Marble Hill is a village in Saint John, Antigua and Barbuda. It had a population of 271 people in 2011.

== International relations ==
Marble Hill has been a focus of investment from the People's Republic of China, the Chinese elected to base their embassy in Antigua and Barbuda at Marble Hill and constructed it themselves. It was formally opened in 2022. The government of Antigua and Barbuda also agreed in 2016 to investment from Morocco for a new residential development at Marble Hill.

== History ==
According to the Antigua and Barbuda Statistics Division, the village had a total area of 1.69 square kilometres in 2011. Marble Hill has a 17th-century plantation house that was transformed into a hotel in 2022. The plantation of Marble Hill was known to have been around in 1787 owned by James Nibbs.

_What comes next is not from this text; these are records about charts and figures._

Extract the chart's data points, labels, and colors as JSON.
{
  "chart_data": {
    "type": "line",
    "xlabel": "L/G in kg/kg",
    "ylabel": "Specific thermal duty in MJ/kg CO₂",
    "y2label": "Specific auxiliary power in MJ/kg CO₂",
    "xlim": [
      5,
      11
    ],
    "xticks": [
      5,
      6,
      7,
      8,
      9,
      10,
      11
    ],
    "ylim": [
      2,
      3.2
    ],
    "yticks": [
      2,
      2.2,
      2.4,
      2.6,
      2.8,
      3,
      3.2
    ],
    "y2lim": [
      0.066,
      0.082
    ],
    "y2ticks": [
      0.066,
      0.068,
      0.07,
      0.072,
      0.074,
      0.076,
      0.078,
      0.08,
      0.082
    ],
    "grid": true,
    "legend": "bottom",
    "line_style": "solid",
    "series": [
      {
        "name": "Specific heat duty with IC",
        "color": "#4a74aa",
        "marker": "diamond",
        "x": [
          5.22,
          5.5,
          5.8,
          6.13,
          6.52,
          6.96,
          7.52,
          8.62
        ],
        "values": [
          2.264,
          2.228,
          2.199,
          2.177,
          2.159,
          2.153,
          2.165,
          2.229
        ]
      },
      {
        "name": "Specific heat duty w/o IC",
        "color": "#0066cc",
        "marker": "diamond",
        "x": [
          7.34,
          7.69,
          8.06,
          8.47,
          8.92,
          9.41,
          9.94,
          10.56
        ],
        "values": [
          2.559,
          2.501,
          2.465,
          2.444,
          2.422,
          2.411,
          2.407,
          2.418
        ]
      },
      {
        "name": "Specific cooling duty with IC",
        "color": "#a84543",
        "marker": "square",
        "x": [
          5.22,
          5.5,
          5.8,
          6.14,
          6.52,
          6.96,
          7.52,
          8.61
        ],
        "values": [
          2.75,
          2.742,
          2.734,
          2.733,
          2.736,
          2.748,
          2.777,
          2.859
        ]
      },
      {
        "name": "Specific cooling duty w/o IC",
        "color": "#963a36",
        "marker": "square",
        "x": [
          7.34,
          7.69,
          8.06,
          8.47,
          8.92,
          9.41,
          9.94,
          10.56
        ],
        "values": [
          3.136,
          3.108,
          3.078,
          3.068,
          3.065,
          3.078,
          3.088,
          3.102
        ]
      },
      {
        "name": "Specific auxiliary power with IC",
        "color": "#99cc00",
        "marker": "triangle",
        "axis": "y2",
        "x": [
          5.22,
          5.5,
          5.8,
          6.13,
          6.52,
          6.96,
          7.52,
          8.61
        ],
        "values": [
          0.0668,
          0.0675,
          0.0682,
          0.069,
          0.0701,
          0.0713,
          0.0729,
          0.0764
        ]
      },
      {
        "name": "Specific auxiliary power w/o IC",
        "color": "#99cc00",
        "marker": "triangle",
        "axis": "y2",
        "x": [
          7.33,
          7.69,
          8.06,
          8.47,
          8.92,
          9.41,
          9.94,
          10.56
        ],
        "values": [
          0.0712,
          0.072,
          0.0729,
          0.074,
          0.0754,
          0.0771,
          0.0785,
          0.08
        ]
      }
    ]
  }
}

Nibbs would hold various tenants and owned a number of slaves at Marble Hill. The nearby Dickinson's Bay plantation was also subsumed into Marble Hill in 1787. It was later inherited by Reverend George Nibbs who released all of the slaves at Marble Hill between 1806 and 1834.

== Demographics ==

There were 271 people living in Marble Hill as of the 2011 census. The village was 57.55% African, 11.84% East Indian, 8.57% other mixed, 7.76% white, 5.31% Syrian/Lebanese, 4.08% other, 2.86% Hispanic, and 2.04% mixed black/white. The population was born in many different countries, including 49.80% in Antigua and Barbuda, 8.57% in the United States, 6.53% in "other Asian countries", 5.71% in the United Kingdom, and 4.08% in Canada. The population had diverse religious affiliations, including 19.01% Catholic and 17.36% Anglican.